A theological stress test
Kevin DeYoung | When we change our views on sex, that’s never all that changes
We live in a day when the biblical sexual ethic is considered by many in the West to be not just outdated or benighted but maliciously harmful. In Finland, for example, a Lutheran pastor and a Finnish member of parliament are being charged with “hate speech” for writing and publishing a 2004 booklet that explains basic Christian theology about sex and marriage, specifically that marriage is between a man and a woman and that sex is reserved for that marriage covenant. When it comes to the conclusion that same-sex sexual intimacy is sinful—a belief held at all times and in all places in church history until very recently, and a biblical conviction still held by virtually all Christians outside the West—the pressure to capitulate is immense.

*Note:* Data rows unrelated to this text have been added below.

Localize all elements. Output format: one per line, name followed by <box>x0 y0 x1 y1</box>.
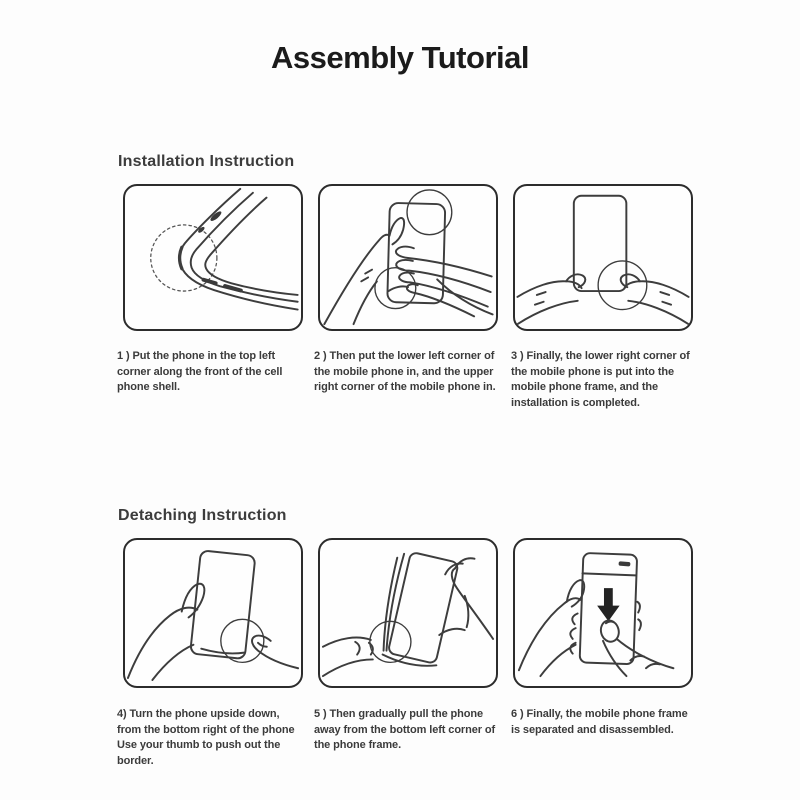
frame-separated-arrow-illustration <box>515 540 691 686</box>
section-heading-installation: Installation Instruction <box>118 153 295 170</box>
hand-pressing-phone-corners-illustration <box>320 186 496 329</box>
right-thumb-sketch <box>252 636 298 669</box>
detaching-captions <box>117 707 717 769</box>
left-hand-sketch <box>324 235 389 324</box>
thumb-pushing-out-border-illustration <box>125 540 301 686</box>
installation-panel-row <box>123 184 693 331</box>
right-hand-sketch <box>624 281 688 297</box>
earpiece-slot <box>618 561 630 566</box>
left-fist-sketch <box>323 638 371 647</box>
step-6-caption: 6 ) Finally, the mobile phone frame is separated and disassembled. <box>511 708 688 736</box>
detach-step-4-panel <box>123 538 303 688</box>
phone-corner-into-case-illustration <box>125 186 301 329</box>
detach-step-5-panel <box>318 538 498 688</box>
install-step-1-panel <box>123 184 303 331</box>
step-3-caption: 3 ) Finally, the lower right corner of the mobile phone is put into the mobile phone frame, and the installation is completed. <box>511 350 690 409</box>
install-step-3-panel <box>513 184 693 331</box>
installation-captions <box>117 349 717 411</box>
step-2-caption: 2 ) Then put the lower left corner of the mobile phone in, and the upper right corner of the mobile phone in. <box>314 350 496 394</box>
page-title: Assembly Tutorial <box>271 40 529 75</box>
section-heading-detaching: Detaching Instruction <box>118 507 287 524</box>
step-1-caption: 1 ) Put the phone in the top left corner along the front of the cell phone shell. <box>117 350 283 394</box>
step-5-caption: 5 ) Then gradually pull the phone away from the bottom left corner of the phone frame. <box>314 708 496 752</box>
down-arrow-icon <box>597 588 619 621</box>
left-hand-sketch <box>517 281 581 297</box>
step-4-caption: 4) Turn the phone upside down, from the bottom right of the phone Use your thumb to push out the border. <box>117 708 295 767</box>
two-thumbs-pressing-bottom-illustration <box>515 186 691 329</box>
detach-step-6-panel <box>513 538 693 688</box>
separating-frame-line <box>384 558 398 651</box>
detaching-panel-row <box>123 538 693 688</box>
pulling-phone-from-frame-illustration <box>320 540 496 686</box>
install-step-2-panel <box>318 184 498 331</box>
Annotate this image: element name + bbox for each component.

For most of us, the pressure is not (yet) about fines or jail time, but the pressure is real, and it will only keep growing. For some, the pressure will come from a genuine desire to make sense of their own sexual feelings or to affirm sexual strugglers in their lives. For others, the pressure will be formal and external, coming by way of educational attainment or the desire for career advancement. For many, the pressure will be more organic, but no less forceful—we will feel pressure from family, friends, and peer groups, or from the general cultural expectation that good, normal people can’t possibly believe the things the church has believed for two thousand years.
The temptation for the Christian is to convince oneself that changing one’s views on homosexuality is relatively inconsequential, like taking a new position on the millennium or deciding that it’s okay to eat out on Sundays. And yet, sexual sin is never considered adiaphora, a matter of indifference, an agree-to-disagree issue like food laws or holy days (Romans 14:1-15:7). To the contrary, sexual immorality is precisely the sort of sin that characterizes those who will not enter the kingdom of heaven (1 Corinthians 6:9-10; Galatians 5:19-21). There are at least eight vice lists in the New Testament (Mark 7:21-22; Romans 1:24-31; 13:13; 1 Corinthians 6:9-10; Galatians 5:19-21; Colossians 3:5-9; 1 Timothy 1:9-10; Revelation 21:8), and sexual immorality is included in every one of them, usually multiple times and often at the head of the list. You would be hard-pressed to find a sin more frequently, more uniformly, and more seriously condemned in the New Testament. Sexual immorality has always been a proving ground for whether we will take God at his word. As Wheaton professor Doug Moo points out, “In Paul’s day, as well as in ours, sex was an area in which biblical standards clashed especially harshly with contemporary mores” (631).
Most Christian ministries and Christian leaders will not change their sexual ethics right away. The process of capitulation usually follows a certain, now-predictable pattern: first, we hear how complicated the issue is and how we need more time to study, then there is the phase of intellectual agnosticism and indecision about which way to go, next comes total affirmation of homosexual behavior, followed finally by frequent vituperation against those who have not embraced the new morality.
To be sure, there are conservative Christians who get their sexual ethics right while getting all sorts of other things wrong. Holding to orthodox views on sexuality is not a sufficient ground for doctrinal fidelity across the board. But more and more it appears to be a necessary ground. What one believes about sex and marriage usually tells you a lot about what they believe in other areas. How many open and affirming churches and church leaders are resolute champions of inerrancy and penal substitutionary atonement? How many would defend soteriological exclusivism and the reality of hell as eternal conscious torment? Or, to think about the Reformed tradition, how many Christians waving rainbow flags also preach the hard doctrines of election, reprobation, and particular redemption? Might it be that the same contra mundum impulse required to affirm the church’s historic position on marriage is also necessary if we are to teach other angular and (often) unpopular doctrines of the faith?
There is a name for the opposite impulse: it is called liberalism. I don’t mean that as a swear word, but as an identifiable theological tradition that argues, according to Gary Dorrien (one of its leading scholars), “that religion should be modern and progressive and that the meaning of Christianity should be interpreted from the standpoint of modern knowledge and experience.” Liberals believe they are making Christianity relevant, credible, beneficial, and humane. Evangelicals in the line of J. Gresham Machen believe they are making something other than Christianity. That was the dividing line a century ago, and that division—seen most clearly today in the area of sexual ethics—still remains.